I used the Sophie-Germain Identity to do partial fraction decomposition and used complex numbers to arrive there. · 3 years, 8 months ago

Really? That's possible? I got stuck halfway and can't continue.

If it's better than Brian Chen's answer, that is if you don't need to use Poisson summation formula, I would like to know... · 3 years, 8 months ago

Use partial fraction and reflection formula for poly gamma function to prove that. · 1 year, 1 month ago

Excellent progress, 7 points. Can you finish the proof using the hint? · 3 years, 8 months ago

Has anyone proven the first step? If not, I'd like to take a shot. · 3 years, 8 months ago

Do I really need the knowledge of Fourier to really understand or maybe Riemann Zeta Function? · 3 years, 8 months ago

how do you write the solution · 3 years, 8 months ago

Hint: this problem is related to this problem. · 3 years, 8 months ago

You should probably clear up any ambiguity relating to the fact that you used $$a, b$$ as dummy variables and also in the answer form. · 3 years, 8 months ago

Fixed. · 3 years, 8 months ago

Hint #2: Sophie-Germain Identity · 3 years, 8 months ago

I'm still waiting for an explanation of how this helps, and I bet I'm not the only one ;-) · 3 years, 8 months ago

See my comment under Pi Han Goh's comment. · 3 years, 8 months ago

cody i wanna ask you that how can i submit my solution .... using all the maths terms??? please help · 3 years, 8 months ago

Just post your solution to this thread. · 3 years, 8 months ago

what is this equation · 3 years, 8 months ago

I've always wondered this, what does the notation mean when you have two sigmas next to each other? Does this mean that they both start at 1, then both go to 2, then both go to 3? Or does it mean the sum of a = 1 and b = 1 to infinity, the sum of a = 2 and b = 1 to infinity, the sum of a = 3 and b =1 to infinity, etc..?

From this problem I think it's the latter or else it would just be stated as "$$\displaystyle \sum_{a = 1}^{\infty} \frac{1}{5a^4}$$. · 3 years, 8 months ago

$\displaystyle \sum_{a=1}^m \displaystyle\sum_{b=1}^n f(a, b)$ means $\displaystyle \sum_{a=1}^m \left(\displaystyle\sum_{b=1}^n f(a, b)\right),$ or $(f(1, 1) + f(1, 2) + \ldots + f(1, n)) \\+ (f(2, 1) + f(2, 2) + \ldots + f(2, n)) \\+ \ldots \\ + (f(m, 1) + f(m, 2) + \ldots + f(m, n)).$

In other words, we evaluate the inner sums first, taking outside variables as constant.

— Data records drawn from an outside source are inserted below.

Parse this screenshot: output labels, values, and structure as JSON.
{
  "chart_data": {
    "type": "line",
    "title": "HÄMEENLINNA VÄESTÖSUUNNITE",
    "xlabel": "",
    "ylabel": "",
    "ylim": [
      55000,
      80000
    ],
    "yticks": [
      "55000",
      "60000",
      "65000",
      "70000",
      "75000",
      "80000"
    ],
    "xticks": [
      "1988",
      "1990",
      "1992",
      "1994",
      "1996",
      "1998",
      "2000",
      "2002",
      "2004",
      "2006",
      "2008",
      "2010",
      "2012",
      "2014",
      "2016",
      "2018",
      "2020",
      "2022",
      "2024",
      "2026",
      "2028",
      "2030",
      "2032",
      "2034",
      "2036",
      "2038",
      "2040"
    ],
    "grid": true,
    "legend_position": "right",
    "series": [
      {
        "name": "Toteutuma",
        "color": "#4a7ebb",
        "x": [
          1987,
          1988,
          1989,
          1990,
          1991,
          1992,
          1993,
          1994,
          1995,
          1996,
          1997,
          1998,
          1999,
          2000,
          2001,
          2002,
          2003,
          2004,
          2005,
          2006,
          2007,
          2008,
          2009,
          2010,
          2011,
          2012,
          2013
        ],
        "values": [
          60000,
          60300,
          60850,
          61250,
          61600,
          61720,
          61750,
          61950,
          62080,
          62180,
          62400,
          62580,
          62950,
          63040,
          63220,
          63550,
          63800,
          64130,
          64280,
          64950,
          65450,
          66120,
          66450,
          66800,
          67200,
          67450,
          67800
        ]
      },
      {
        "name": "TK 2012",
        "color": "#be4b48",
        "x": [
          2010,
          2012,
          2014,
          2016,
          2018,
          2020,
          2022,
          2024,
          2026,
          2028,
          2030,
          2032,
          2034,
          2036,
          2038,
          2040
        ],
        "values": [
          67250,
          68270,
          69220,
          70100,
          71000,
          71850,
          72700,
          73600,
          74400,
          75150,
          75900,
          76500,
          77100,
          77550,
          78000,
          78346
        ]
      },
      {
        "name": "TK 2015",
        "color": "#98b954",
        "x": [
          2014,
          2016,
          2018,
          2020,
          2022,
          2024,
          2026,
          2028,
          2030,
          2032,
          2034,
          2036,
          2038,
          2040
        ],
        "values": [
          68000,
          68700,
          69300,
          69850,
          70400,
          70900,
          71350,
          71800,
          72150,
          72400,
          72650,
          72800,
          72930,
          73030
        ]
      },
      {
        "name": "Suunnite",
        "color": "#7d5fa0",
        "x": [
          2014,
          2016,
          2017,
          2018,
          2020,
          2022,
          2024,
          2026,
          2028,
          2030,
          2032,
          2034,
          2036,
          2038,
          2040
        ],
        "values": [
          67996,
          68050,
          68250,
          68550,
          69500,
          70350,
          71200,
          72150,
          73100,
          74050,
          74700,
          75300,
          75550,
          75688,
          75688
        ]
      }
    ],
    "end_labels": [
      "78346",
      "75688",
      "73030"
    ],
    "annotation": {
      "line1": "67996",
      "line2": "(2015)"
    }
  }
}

Note that (in this example at least) we could switch the order of the summation symbols, to get $\displaystyle \sum_{b=1}^n \displaystyle\sum_{a=1}^m f(a, b)$ or $(f(1, 1) + f(2, 1) + \ldots + f(m, 1)) \\+ (f(1, 2) + f(2, 2) + \ldots + f(m, 2)) \\+ \ldots \\ + (f(1, n) + f(2, n) + \ldots + f(m, n)).$

See how these two are actually the same? · 3 years, 8 months ago

Be careful with limits to infinity. You cannot just interchange the order of summation, as that can affect the sum itself. Analysis deals with this, and one of the results is that if the sequence converges absolutely to a finite value, then we can rearrange the terms and it will still converge to the same (finite) value.

For fun, take the sequence $$- \frac{1}{i}$$, and rearrange terms to get get it to converge to any value that you wish. The absolute value of this sequence is the harmonic sequence $$\frac{1}{i}$$, which sums to infinity. Staff · 3 years, 8 months ago

And if you're a computer-sciency type of person, the first way to write it is the same as

int S=0;
for (int a=1; a<=m; a++)
for (int b=1; b<=n; b++)
S += f(a, b);
return S;


and the second way is the same as

int S=0;
for (int b=1; b<=n; b++)
for (int a=1; a<=m; a++)
S += f(a, b);
return S;


which both return the same number. · 3 years, 8 months ago

$$p + q = 292$$ · 3 years, 8 months ago